China’s Finance Ministry Researcher Calls for Central Bank to Embrace Treasury-Bond Purchases in Primary Market

The recent announcement of China’s central bank’s participation in treasury-bond trading in the secondary market has sparked discussions and raised concerns. This move has led to apprehensions about Beijing’s leaning towards quantitative easing, prompting a prominent researcher associated with the Ministry of Finance to advocate for purchases in the primary market to foster better alignment of fiscal and monetary policies.

Liu Shangxi, the head of the Chinese Academy of Fiscal Sciences, which is affiliated with the Ministry of Finance, stressed the necessity to “free our minds” regarding operational constraints in both primary and secondary markets. According to him, this step is vital for achieving fiscal and financial coordination.

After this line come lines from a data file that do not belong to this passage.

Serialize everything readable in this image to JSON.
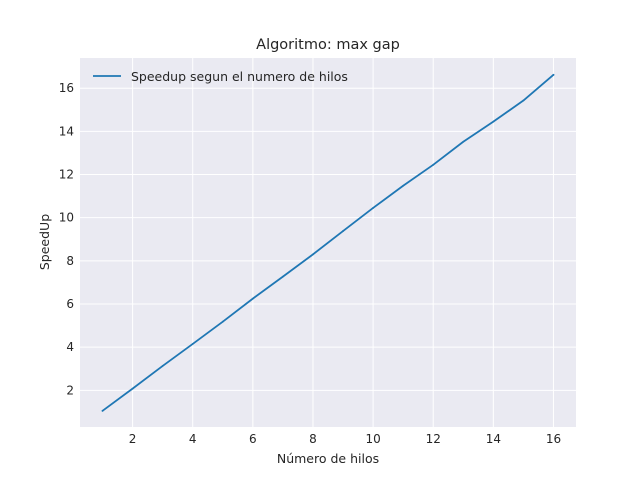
{
  "chart_data": {
    "type": "line",
    "title": "Algoritmo: max gap",
    "xlabel": "Número de hilos",
    "ylabel": "SpeedUp",
    "xlim": [
      0.25,
      16.75
    ],
    "ylim": [
      0.3,
      17.4
    ],
    "xticks": [
      2,
      4,
      6,
      8,
      10,
      12,
      14,
      16
    ],
    "yticks": [
      2,
      4,
      6,
      8,
      10,
      12,
      14,
      16
    ],
    "grid": true,
    "legend_position": "top-left",
    "colors": {
      "background": "#eaeaf2",
      "grid": "#ffffff",
      "line": "#1f77b4"
    },
    "series": [
      {
        "name": "Speedup segun el numero de hilos",
        "x": [
          1,
          2,
          3,
          4,
          5,
          6,
          7,
          8,
          9,
          10,
          11,
          12,
          13,
          14,
          15,
          16
        ],
        "y": [
          1.05,
          2.08,
          3.13,
          4.15,
          5.18,
          6.25,
          7.27,
          8.3,
          9.38,
          10.45,
          11.48,
          12.45,
          13.52,
          14.45,
          15.43,
          16.62
        ]
      }
    ]
  }
}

In an exclusive academic meeting, Liu underscored the significance of this approach, highlighting that it would facilitate improved integration of finance in the monetary policy transmission mechanism.

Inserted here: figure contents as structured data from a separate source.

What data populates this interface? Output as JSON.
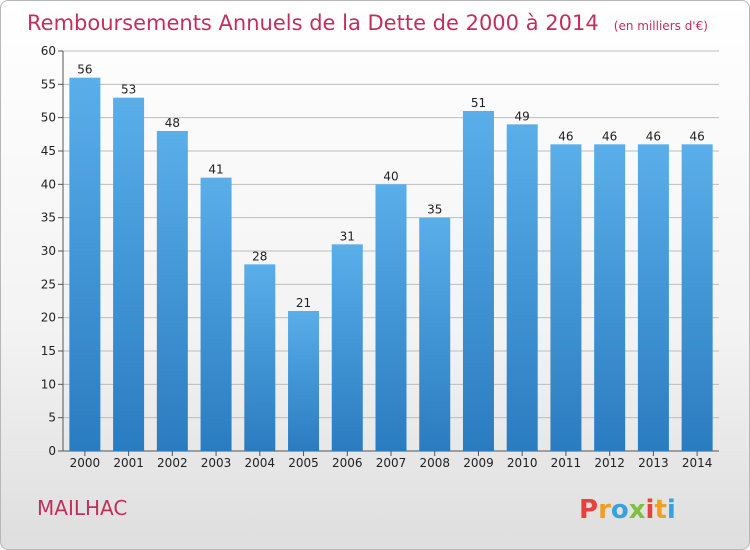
{
  "chart_data": {
    "type": "bar",
    "title": "Remboursements Annuels de la Dette de 2000 à 2014",
    "subtitle": "(en milliers d'€)",
    "categories": [
      "2000",
      "2001",
      "2002",
      "2003",
      "2004",
      "2005",
      "2006",
      "2007",
      "2008",
      "2009",
      "2010",
      "2011",
      "2012",
      "2013",
      "2014"
    ],
    "values": [
      56,
      53,
      48,
      41,
      28,
      21,
      31,
      40,
      35,
      51,
      49,
      46,
      46,
      46,
      46
    ],
    "xlabel": "",
    "ylabel": "",
    "ylim": [
      0,
      60
    ],
    "yticks": [
      0,
      5,
      10,
      15,
      20,
      25,
      30,
      35,
      40,
      45,
      50,
      55,
      60
    ],
    "grid": true,
    "legend": "none",
    "colors": {
      "bar_light": "#5aaee9",
      "bar_dark": "#2a7cc0",
      "title": "#c0305a"
    }
  },
  "footer": {
    "commune": "MAILHAC",
    "logo_letters": [
      "P",
      "r",
      "o",
      "x",
      "i",
      "t",
      "i"
    ],
    "logo_colors": [
      "#e8403a",
      "#f0a020",
      "#3aa0e0",
      "#80c040",
      "#e8403a",
      "#f0a020",
      "#3aa0e0"
    ]
  }
}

It is noteworthy that the primary market is where new securities, such as stocks and bonds, are initially issued and sold, while the secondary market is where already issued securities are traded by investors. In April, both the finance ministry and the central bank issued separate statements indicating the potential utilization of treasury bond trading. However, Chinese law currently prohibits the central bank from directly purchasing treasury bonds to prevent debt monetization, a precautionary measure derived from the lessons learned during a period of high inflation in the 1980s.

Despite these restrictions, China has expressed its intention to amend the Law of The People’s Bank of China, although specific details of the revision are yet to be disclosed. Past instances, such as the central bank’s bond purchases in 1997 and its involvement in the establishment of the China Investment Corporation in 2007, have raised concerns about potential fiscal monetization. However, Liu’s proposal focuses on the necessity to challenge traditional notions about fiscal overdrafts and redefine the boundaries between primary and secondary markets.

Liu’s argument is rooted in the belief that a strict separation between these markets would hinder policy coordination between the two major economic entities. He has highlighted that similar operations have been undertaken through state-owned commercial banks in the past, blurring the lines between the primary and secondary markets. In this context, he suggested that it is imperative to liberalise the mind and re-evaluate these boundaries.

Additionally, Liu underscored that several overseas central banks have engaged in purchasing stocks or assets owned by businesses, emphasising that the unconventional nature of such policies varies depending on the circumstances and needs. He drew parallels with the evolution of the fiscal deficit from being avoided in the past to becoming a conventional tool today.

In conclusion, the proposal presented by Liu Shangxi reflects the ongoing discussions about the role of China’s central bank in treasury-bond purchases, focusing on the need to reconsider existing boundaries and explore new approaches to achieve fiscal and financial coordination. As these deliberations progress, it remains to be seen how China’s fiscal and monetary policies will evolve in the future.